Pat McFadden, the Labour MP for Wolverhampton South East, said: "The infection rate has been rising sharply in Wolverhampton in the last couple of weeks and we have known for some days that restrictions like this were coming.
"I know the public have been through a lot already but I would encourage everyone to take this seriously and abide by these new restrictions.
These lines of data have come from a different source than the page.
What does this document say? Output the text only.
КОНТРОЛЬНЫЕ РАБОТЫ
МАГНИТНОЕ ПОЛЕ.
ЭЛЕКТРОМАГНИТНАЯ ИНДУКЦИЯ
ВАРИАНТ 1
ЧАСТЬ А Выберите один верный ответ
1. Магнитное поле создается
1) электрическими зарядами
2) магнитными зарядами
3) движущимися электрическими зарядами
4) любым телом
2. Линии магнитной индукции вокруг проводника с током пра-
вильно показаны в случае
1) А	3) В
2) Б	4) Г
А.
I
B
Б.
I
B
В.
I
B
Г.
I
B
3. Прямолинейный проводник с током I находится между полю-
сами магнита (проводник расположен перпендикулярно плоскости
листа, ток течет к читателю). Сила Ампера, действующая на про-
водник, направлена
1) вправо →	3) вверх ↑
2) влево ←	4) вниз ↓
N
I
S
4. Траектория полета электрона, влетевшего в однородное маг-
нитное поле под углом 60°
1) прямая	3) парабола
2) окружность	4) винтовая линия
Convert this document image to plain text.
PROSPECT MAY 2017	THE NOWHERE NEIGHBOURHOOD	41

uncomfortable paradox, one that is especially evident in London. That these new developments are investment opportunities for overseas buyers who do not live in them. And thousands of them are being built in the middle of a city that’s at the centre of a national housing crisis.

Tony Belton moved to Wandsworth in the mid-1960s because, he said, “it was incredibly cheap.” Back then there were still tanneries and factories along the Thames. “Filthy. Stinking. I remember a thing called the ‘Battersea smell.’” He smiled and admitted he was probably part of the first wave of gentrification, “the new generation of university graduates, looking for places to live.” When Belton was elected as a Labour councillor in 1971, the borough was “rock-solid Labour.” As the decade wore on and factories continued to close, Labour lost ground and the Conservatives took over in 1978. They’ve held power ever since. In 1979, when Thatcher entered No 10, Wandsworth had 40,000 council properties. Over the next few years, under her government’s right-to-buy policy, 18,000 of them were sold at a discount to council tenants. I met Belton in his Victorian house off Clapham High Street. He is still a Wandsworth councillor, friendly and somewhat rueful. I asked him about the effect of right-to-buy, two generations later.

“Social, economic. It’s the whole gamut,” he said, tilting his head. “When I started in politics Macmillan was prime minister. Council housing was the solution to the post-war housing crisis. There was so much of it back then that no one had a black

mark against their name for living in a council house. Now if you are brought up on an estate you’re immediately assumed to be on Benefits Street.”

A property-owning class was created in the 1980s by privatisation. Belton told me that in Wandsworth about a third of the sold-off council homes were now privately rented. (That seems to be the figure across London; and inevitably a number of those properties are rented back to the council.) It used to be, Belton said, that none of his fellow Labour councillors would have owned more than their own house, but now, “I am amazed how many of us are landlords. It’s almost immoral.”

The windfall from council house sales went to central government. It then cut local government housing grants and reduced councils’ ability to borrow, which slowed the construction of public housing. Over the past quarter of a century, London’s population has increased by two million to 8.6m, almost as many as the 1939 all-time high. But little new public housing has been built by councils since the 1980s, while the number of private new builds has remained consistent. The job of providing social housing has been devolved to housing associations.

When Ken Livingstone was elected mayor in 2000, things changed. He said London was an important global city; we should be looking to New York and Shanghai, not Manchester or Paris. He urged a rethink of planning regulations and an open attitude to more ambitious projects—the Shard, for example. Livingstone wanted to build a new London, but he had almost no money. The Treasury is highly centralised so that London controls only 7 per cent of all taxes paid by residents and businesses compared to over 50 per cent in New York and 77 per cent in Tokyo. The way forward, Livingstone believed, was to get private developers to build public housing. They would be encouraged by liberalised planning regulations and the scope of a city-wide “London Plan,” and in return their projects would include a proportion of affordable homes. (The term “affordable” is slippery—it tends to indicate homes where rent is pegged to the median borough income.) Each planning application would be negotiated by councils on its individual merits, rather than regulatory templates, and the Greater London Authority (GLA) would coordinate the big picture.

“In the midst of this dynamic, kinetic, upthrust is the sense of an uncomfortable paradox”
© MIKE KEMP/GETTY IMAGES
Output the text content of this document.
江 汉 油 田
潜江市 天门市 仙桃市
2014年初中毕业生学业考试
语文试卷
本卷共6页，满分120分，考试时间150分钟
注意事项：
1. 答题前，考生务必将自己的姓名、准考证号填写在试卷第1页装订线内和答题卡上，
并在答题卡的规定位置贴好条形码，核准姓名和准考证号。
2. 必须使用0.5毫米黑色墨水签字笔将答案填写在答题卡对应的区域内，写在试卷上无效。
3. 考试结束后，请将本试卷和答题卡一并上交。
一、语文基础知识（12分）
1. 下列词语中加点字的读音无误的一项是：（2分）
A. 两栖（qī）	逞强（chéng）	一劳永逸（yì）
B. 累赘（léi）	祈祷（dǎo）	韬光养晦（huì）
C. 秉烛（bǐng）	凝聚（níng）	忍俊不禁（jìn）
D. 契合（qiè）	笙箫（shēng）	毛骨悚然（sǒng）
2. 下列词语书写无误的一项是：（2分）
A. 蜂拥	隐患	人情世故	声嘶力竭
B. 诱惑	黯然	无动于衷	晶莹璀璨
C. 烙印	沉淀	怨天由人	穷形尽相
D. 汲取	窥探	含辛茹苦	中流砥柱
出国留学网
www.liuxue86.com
We have to work together to get on top of this latest increase in cases.
"The Government of course must also do its part by getting a grip of the testing situation, without which the job becomes a lot harder."
Wolverhampton Council leader Councillor Ian Brookfield said Ministers had initially wanted to implement the same restrictions that are now in place in the North East.
"We successfully argued against that as we don't think the added measures, including curfews on pubs, are required at this time," he said.
The city had 23 new cases on September 10, then 22 on each of the following two days, and 18 new cases on September 13.
Meanwhile other parts of the region are under threat of having new restrictions imposed due to rising cases.
In the seven days up to September 15, Walsall has 87 cases at a rate of 30.7 per 100,000 people, while Dudley has 76 cases (23.7).
Sandwell, which went into local lockdown this week, has 153 cases at 46.7 per 100,000 people.